AUTENTIKWOMAN.Com– Masyarakat Prancis saat ini diliputi oleh kemarahan individu maupun sosial, sehingga banyak orang berusaha melakukan berbagai cara untuk melepaskan diri dari perasaan tersebut. Harian Le Monde menulis: “Di Prancis, kemarahan ada di mana-mana; di ruang publik, di media, dan di kotak suara. Sebagian besar warga Prancis di bawah usia 35 tahun menderita karenanya. Dari perasaan pribadi hingga teriakan kolektif, mereka mencari jalan untuk menyalurkan emosi ini.”
Dalam laporannya, Le Monde mengutip seorang pemuda Prancis yang marah. “Kemarahan saya sangat terkait dengan rasa putus asa.

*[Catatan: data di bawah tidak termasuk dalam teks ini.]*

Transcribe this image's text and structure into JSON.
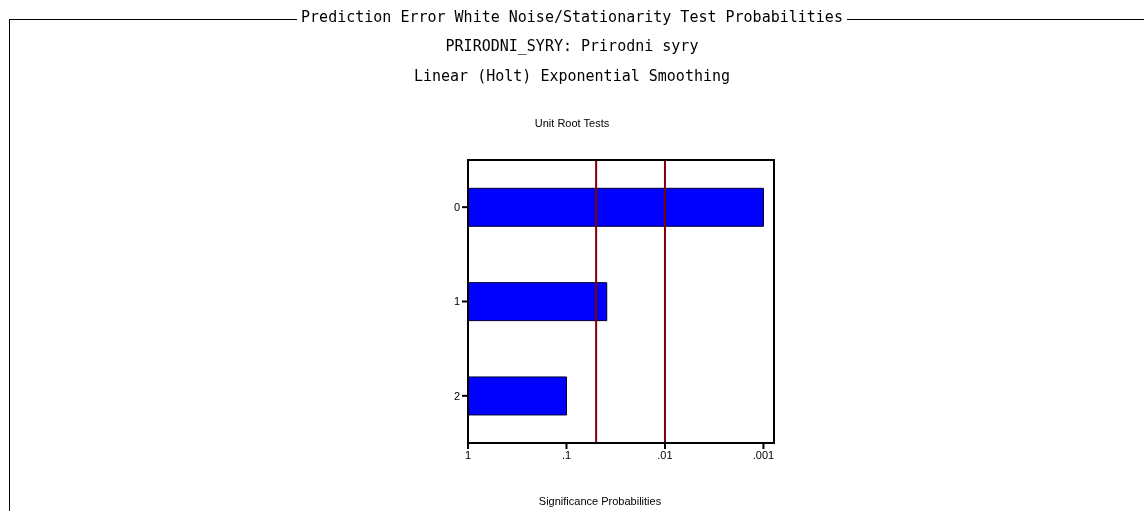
{
  "chart_data": {
    "type": "bar",
    "orientation": "horizontal",
    "title": "Prediction Error White Noise/Stationarity Test Probabilities",
    "subtitle": "PRIRODNI_SYRY: Prirodni syry",
    "annotations": [
      "Linear (Holt) Exponential Smoothing",
      "Unit Root Tests"
    ],
    "xlabel": "Significance Probabilities",
    "categories": [
      "0",
      "1",
      "2"
    ],
    "base": [
      1,
      1,
      1
    ],
    "values": [
      -0.999,
      -0.961,
      -0.9
    ],
    "color": "#0000ff",
    "log": "x",
    "xlim": [
      1,
      0.0008
    ],
    "xticks": [
      1,
      {
        "value": 0.1,
        "label": ".1"
      },
      {
        "value": 0.01,
        "label": ".01"
      },
      {
        "value": 0.001,
        "label": ".001"
      }
    ],
    "ref_lines": [
      {
        "axis": "x",
        "value": 0.05,
        "color": "#800000"
      },
      {
        "axis": "x",
        "value": 0.01,
        "color": "#800000"
      }
    ]
  }
}
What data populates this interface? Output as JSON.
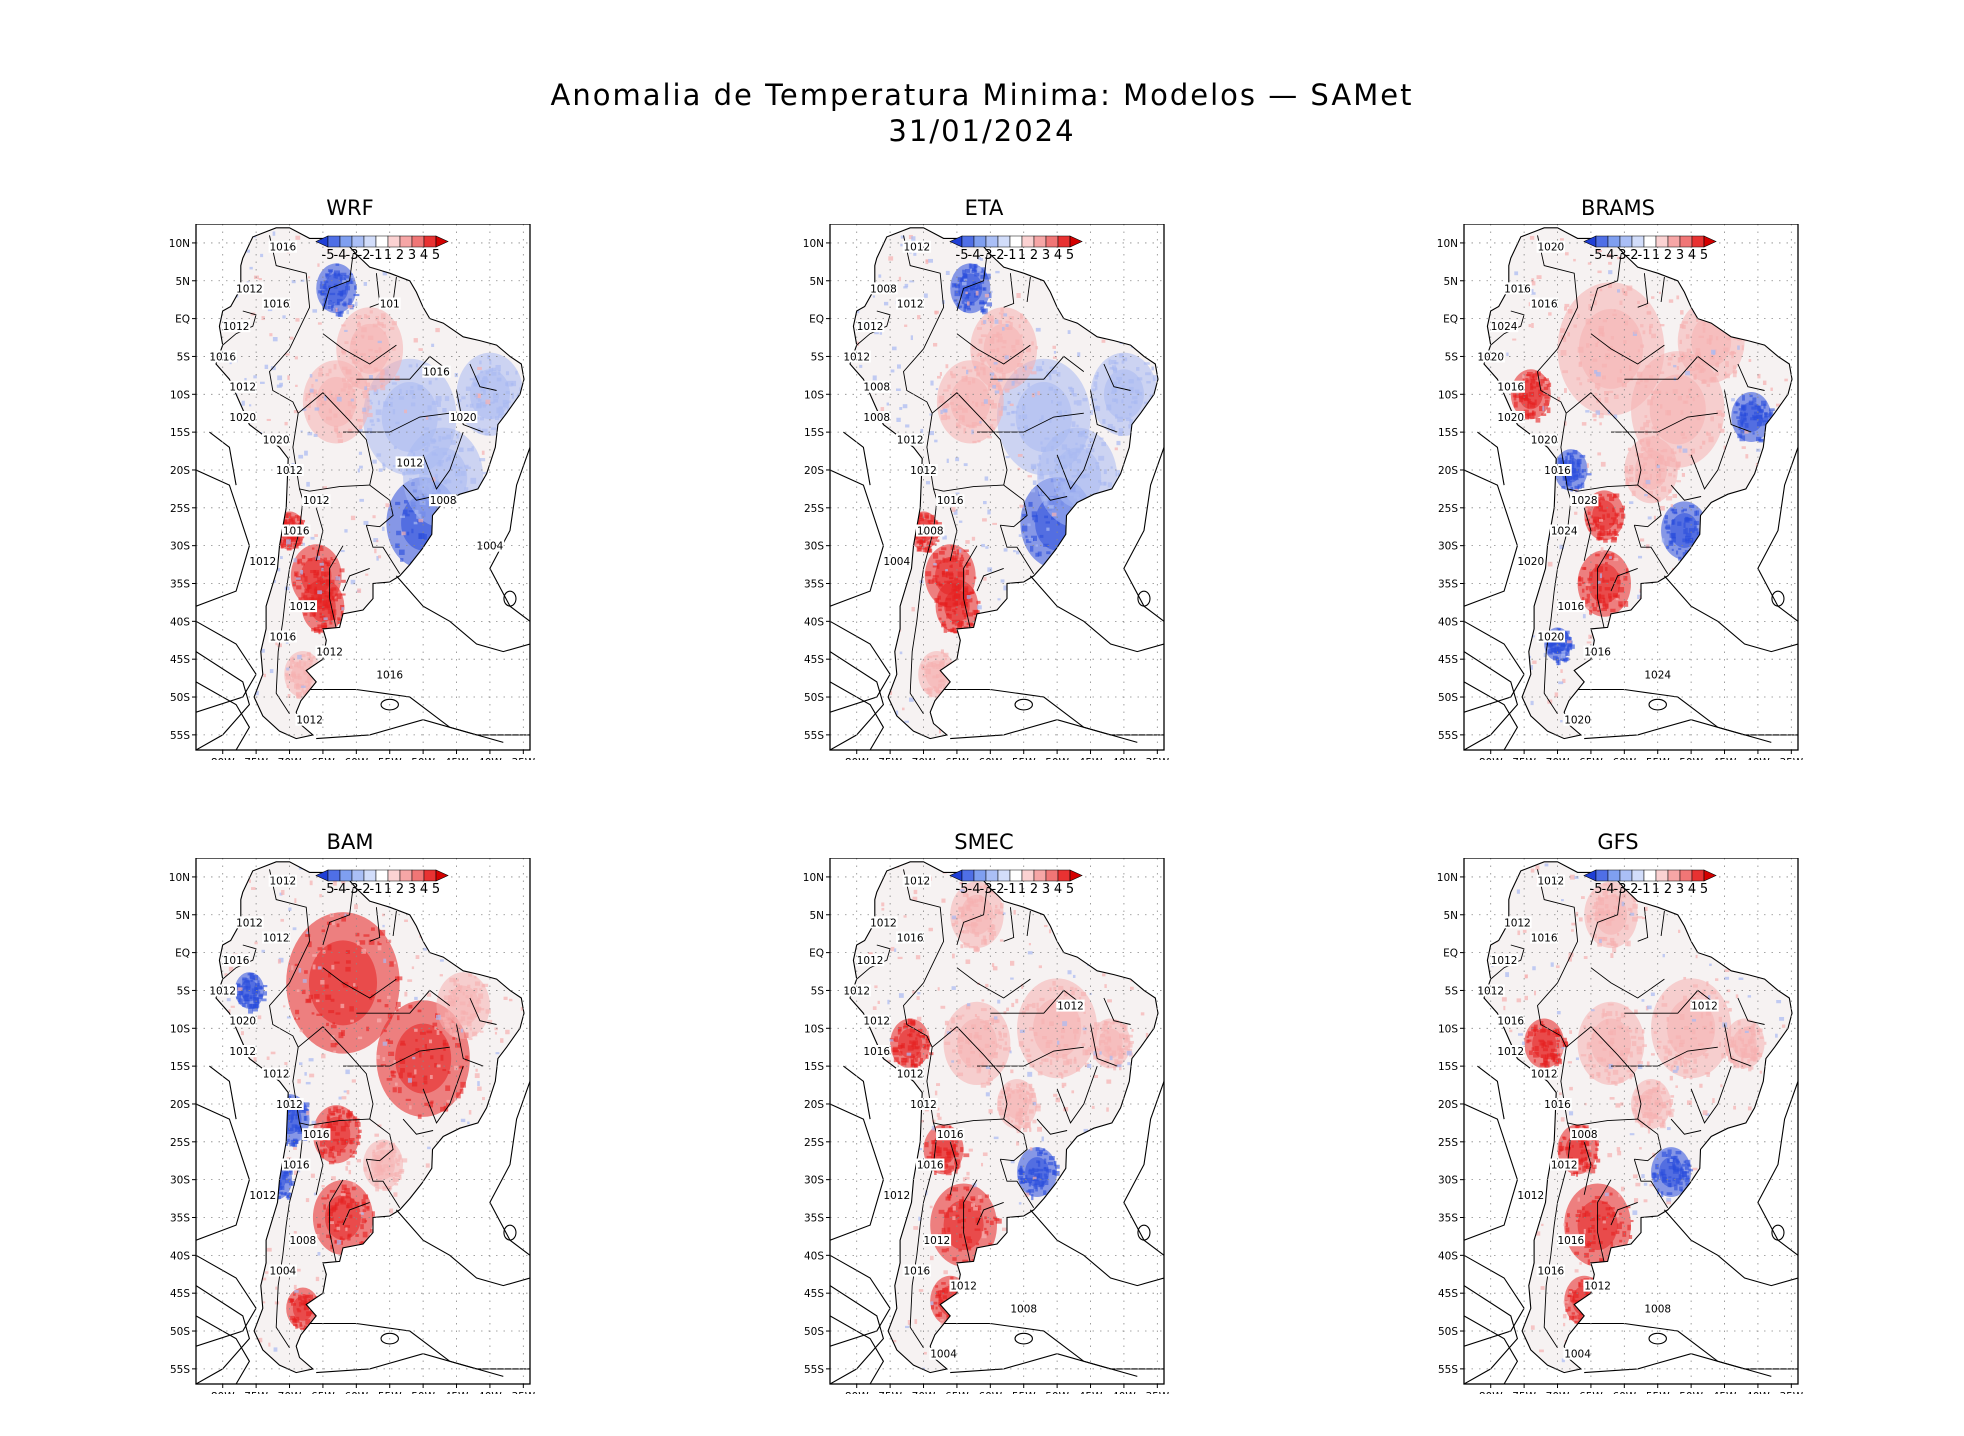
{
  "title": {
    "line1": "Anomalia de Temperatura Minima: Modelos — SAMet",
    "line2": "31/01/2024"
  },
  "lat_labels": [
    "10N",
    "5N",
    "EQ",
    "5S",
    "10S",
    "15S",
    "20S",
    "25S",
    "30S",
    "35S",
    "40S",
    "45S",
    "50S",
    "55S"
  ],
  "lon_labels": [
    "80W",
    "75W",
    "70W",
    "65W",
    "60W",
    "55W",
    "50W",
    "45W",
    "40W",
    "35W"
  ],
  "colorbar": {
    "labels": [
      "-5",
      "-4",
      "-3",
      "-2",
      "-1",
      "1",
      "2",
      "3",
      "4",
      "5"
    ],
    "colors": [
      "#1f3fd6",
      "#4f6fe6",
      "#7f9ff0",
      "#aabff6",
      "#d2ddfa",
      "#ffffff",
      "#fbd2d2",
      "#f6a6a6",
      "#f07676",
      "#e83232",
      "#d40000"
    ]
  },
  "colors": {
    "cold": "#2a4ddc",
    "cold_light": "#a9b9f2",
    "warm": "#e62020",
    "warm_light": "#f6b0b0",
    "land_base": "#f6f2f2",
    "ocean": "#ffffff",
    "contour": "#000000"
  },
  "panels": [
    {
      "name": "WRF",
      "isobars": [
        "1016",
        "1012",
        "1016",
        "1012",
        "1016",
        "1012",
        "1020",
        "1020",
        "1012",
        "1012",
        "1016",
        "1012",
        "1012",
        "1016",
        "1012",
        "1016",
        "1012",
        "1016",
        "1012",
        "1008",
        "1004",
        "101",
        "1020"
      ],
      "pattern": "cold"
    },
    {
      "name": "ETA",
      "isobars": [
        "1012",
        "1008",
        "1012",
        "1012",
        "1012",
        "1008",
        "1008",
        "1012",
        "1012",
        "1016",
        "1008",
        "1004"
      ],
      "pattern": "cold"
    },
    {
      "name": "BRAMS",
      "isobars": [
        "1020",
        "1016",
        "1016",
        "1024",
        "1020",
        "1016",
        "1020",
        "1020",
        "1016",
        "1028",
        "1024",
        "1020",
        "1016",
        "1020",
        "1016",
        "1024",
        "1020"
      ],
      "pattern": "warm"
    },
    {
      "name": "BAM",
      "isobars": [
        "1012",
        "1012",
        "1012",
        "1016",
        "1012",
        "1020",
        "1012",
        "1012",
        "1012",
        "1016",
        "1016",
        "1012",
        "1008",
        "1004"
      ],
      "pattern": "hot"
    },
    {
      "name": "SMEC",
      "isobars": [
        "1012",
        "1012",
        "1016",
        "1012",
        "1012",
        "1012",
        "1016",
        "1012",
        "1012",
        "1016",
        "1016",
        "1012",
        "1012",
        "1016",
        "1012",
        "1008",
        "1004",
        "1012"
      ],
      "pattern": "warm-mixed"
    },
    {
      "name": "GFS",
      "isobars": [
        "1012",
        "1012",
        "1016",
        "1012",
        "1012",
        "1016",
        "1012",
        "1012",
        "1016",
        "1008",
        "1012",
        "1012",
        "1016",
        "1016",
        "1012",
        "1008",
        "1004",
        "1012"
      ],
      "pattern": "warm-mixed"
    }
  ]
}
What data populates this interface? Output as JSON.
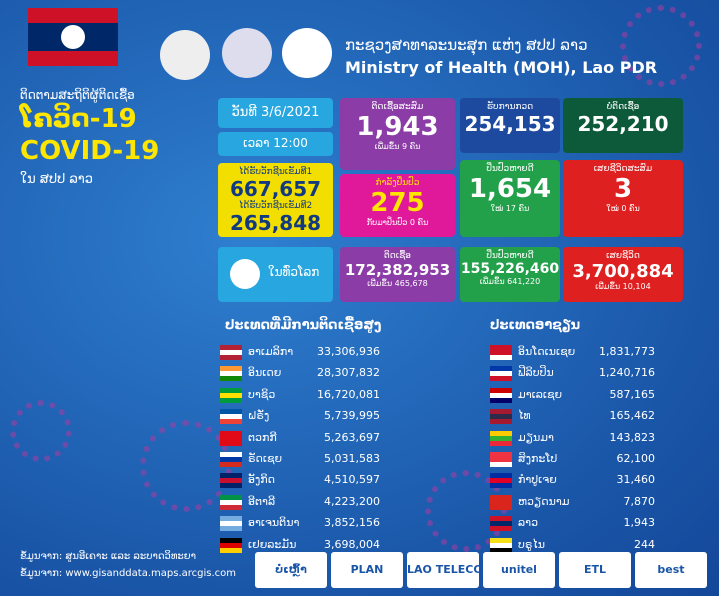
{
  "header": {
    "ministry_lo": "ກະຊວງສາທາລະນະສຸກ ແຫ່ງ ສປປ ລາວ",
    "ministry_en": "Ministry of Health (MOH), Lao PDR"
  },
  "title": {
    "line1": "ຕິດຕາມສະຖິຕິຜູ້ຕິດເຊື້ອ",
    "lao": "ໂຄວິດ-19",
    "en": "COVID-19",
    "line3": "ໃນ ສປປ ລາວ"
  },
  "date": "ວັນທີ 3/6/2021",
  "time": "ເວລາ 12:00",
  "vaccine": {
    "dose1_label": "ໄດ້ຮັບວັກຊີນເຂັມທີ1",
    "dose1": "667,657",
    "dose2_label": "ໄດ້ຮັບວັກຊີນເຂັມທີ2",
    "dose2": "265,848"
  },
  "stats": {
    "cumulative": {
      "label": "ຕິດເຊື້ອສະສົມ",
      "value": "1,943",
      "note": "ເພີ່ມຂຶ້ນ 9 ຄົນ"
    },
    "treating": {
      "label": "ກຳລັງປິ່ນປົວ",
      "value": "275",
      "note": "ກັບມາປິ່ນປົວ 0 ຄົນ"
    },
    "tested": {
      "label": "ຮັບການກວດ",
      "value": "254,153"
    },
    "negative": {
      "label": "ບໍ່ຕິດເຊື້ອ",
      "value": "252,210"
    },
    "recovered": {
      "label": "ປິ່ນປົວຫາຍດີ",
      "value": "1,654",
      "note": "ໃໝ່ 17 ຄົນ"
    },
    "deaths": {
      "label": "ເສຍຊີວິດສະສົມ",
      "value": "3",
      "note": "ໃໝ່ 0 ຄົນ"
    }
  },
  "world": {
    "label": "ໃນທົ່ວໂລກ",
    "cases": {
      "label": "ຕິດເຊື້ອ",
      "value": "172,382,953",
      "note": "ເພີ່ມຂຶ້ນ 465,678"
    },
    "recovered": {
      "label": "ປິ່ນປົວຫາຍດີ",
      "value": "155,226,460",
      "note": "ເພີ່ມຂຶ້ນ 641,220"
    },
    "deaths": {
      "label": "ເສຍຊີວິດ",
      "value": "3,700,884",
      "note": "ເພີ່ມຂຶ້ນ 10,104"
    }
  },
  "top_countries": {
    "title": "ປະເທດທີ່ມີການຕິດເຊື້ອສູງ",
    "rows": [
      [
        "ອາເມລິກາ",
        "33,306,936"
      ],
      [
        "ອິນເດຍ",
        "28,307,832"
      ],
      [
        "ບາຊິວ",
        "16,720,081"
      ],
      [
        "ຝຣັ່ງ",
        "5,739,995"
      ],
      [
        "ຕວກກີ",
        "5,263,697"
      ],
      [
        "ຣັດເຊຍ",
        "5,031,583"
      ],
      [
        "ອັງກິດ",
        "4,510,597"
      ],
      [
        "ອີຕາລີ",
        "4,223,200"
      ],
      [
        "ອາເຈນຕິນາ",
        "3,852,156"
      ],
      [
        "ເຢຍລະມັນ",
        "3,698,004"
      ]
    ]
  },
  "asean": {
    "title": "ປະເທດອາຊຽນ",
    "rows": [
      [
        "ອິນໂດເນເຊຍ",
        "1,831,773"
      ],
      [
        "ຟີລິບປິນ",
        "1,240,716"
      ],
      [
        "ມາເລເຊຍ",
        "587,165"
      ],
      [
        "ໄທ",
        "165,462"
      ],
      [
        "ມຽນມາ",
        "143,823"
      ],
      [
        "ສິງກະໂປ",
        "62,100"
      ],
      [
        "ກຳປູເຈຍ",
        "31,460"
      ],
      [
        "ຫວຽດນາມ",
        "7,870"
      ],
      [
        "ລາວ",
        "1,943"
      ],
      [
        "ບຣູໄນ",
        "244"
      ]
    ]
  },
  "sources": [
    "ຂໍ້ມູນຈາກ: ສູນອີເຄາະ ແລະ ລະບາດວິທະຍາ",
    "ຂໍ້ມູນຈາກ: www.gisanddata.maps.arcgis.com"
  ],
  "sponsors": [
    "ບໍ່ເຫຼົ້າ",
    "PLAN",
    "LAO TELECOM",
    "unitel",
    "ETL",
    "best"
  ]
}
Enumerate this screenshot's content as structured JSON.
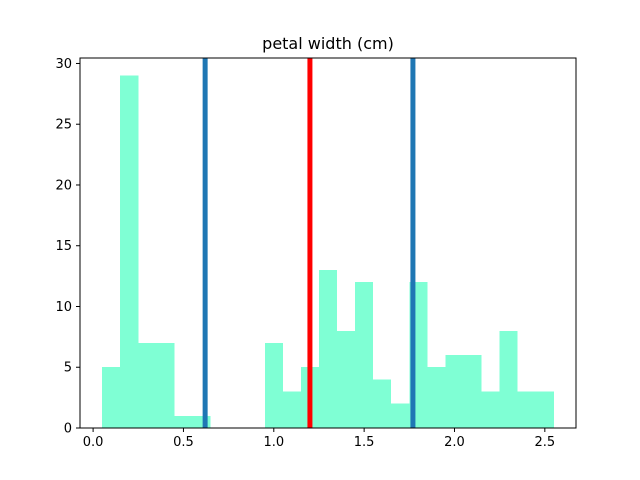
{
  "chart_data": {
    "type": "bar",
    "title": "petal width (cm)",
    "xlabel": "",
    "ylabel": "",
    "xlim": [
      -0.0725,
      2.6725
    ],
    "ylim": [
      0,
      30.45
    ],
    "bar_color": "#7fffd4",
    "bins": [
      {
        "start": 0.05,
        "end": 0.15,
        "count": 5
      },
      {
        "start": 0.15,
        "end": 0.25,
        "count": 29
      },
      {
        "start": 0.25,
        "end": 0.35,
        "count": 7
      },
      {
        "start": 0.35,
        "end": 0.45,
        "count": 7
      },
      {
        "start": 0.45,
        "end": 0.55,
        "count": 1
      },
      {
        "start": 0.55,
        "end": 0.65,
        "count": 1
      },
      {
        "start": 0.65,
        "end": 0.75,
        "count": 0
      },
      {
        "start": 0.75,
        "end": 0.85,
        "count": 0
      },
      {
        "start": 0.85,
        "end": 0.95,
        "count": 0
      },
      {
        "start": 0.95,
        "end": 1.05,
        "count": 7
      },
      {
        "start": 1.05,
        "end": 1.15,
        "count": 3
      },
      {
        "start": 1.15,
        "end": 1.25,
        "count": 5
      },
      {
        "start": 1.25,
        "end": 1.35,
        "count": 13
      },
      {
        "start": 1.35,
        "end": 1.45,
        "count": 8
      },
      {
        "start": 1.45,
        "end": 1.55,
        "count": 12
      },
      {
        "start": 1.55,
        "end": 1.65,
        "count": 4
      },
      {
        "start": 1.65,
        "end": 1.75,
        "count": 2
      },
      {
        "start": 1.75,
        "end": 1.85,
        "count": 12
      },
      {
        "start": 1.85,
        "end": 1.95,
        "count": 5
      },
      {
        "start": 1.95,
        "end": 2.05,
        "count": 6
      },
      {
        "start": 2.05,
        "end": 2.15,
        "count": 6
      },
      {
        "start": 2.15,
        "end": 2.25,
        "count": 3
      },
      {
        "start": 2.25,
        "end": 2.35,
        "count": 8
      },
      {
        "start": 2.35,
        "end": 2.45,
        "count": 3
      },
      {
        "start": 2.45,
        "end": 2.55,
        "count": 3
      }
    ],
    "vertical_lines": [
      {
        "x": 0.62,
        "color": "#1f77b4"
      },
      {
        "x": 1.2,
        "color": "#ff0000"
      },
      {
        "x": 1.77,
        "color": "#1f77b4"
      }
    ],
    "x_ticks": [
      {
        "value": 0.0,
        "label": "0.0"
      },
      {
        "value": 0.5,
        "label": "0.5"
      },
      {
        "value": 1.0,
        "label": "1.0"
      },
      {
        "value": 1.5,
        "label": "1.5"
      },
      {
        "value": 2.0,
        "label": "2.0"
      },
      {
        "value": 2.5,
        "label": "2.5"
      }
    ],
    "y_ticks": [
      {
        "value": 0,
        "label": "0"
      },
      {
        "value": 5,
        "label": "5"
      },
      {
        "value": 10,
        "label": "10"
      },
      {
        "value": 15,
        "label": "15"
      },
      {
        "value": 20,
        "label": "20"
      },
      {
        "value": 25,
        "label": "25"
      },
      {
        "value": 30,
        "label": "30"
      }
    ],
    "grid": false,
    "legend": "none"
  }
}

Saya turun ke jalan tanpa banyak harapan bahwa tuntutan saya akan didengar oleh Macron, yang memerintah sendirian. Pada saat yang sama, saya tidak tahu apa lagi yang bisa saya lakukan. Inilah yang melahirkan keputusasaan dan pada akhirnya kemarahan.”
Seorang demonstran muda lainnya mengatakan, “Saya merasa terjebak dengan perasaan ini, hingga sering menangis. Satu-satunya hal yang bisa menenangkan saya adalah melihat adanya ruang sosial yang nyata”.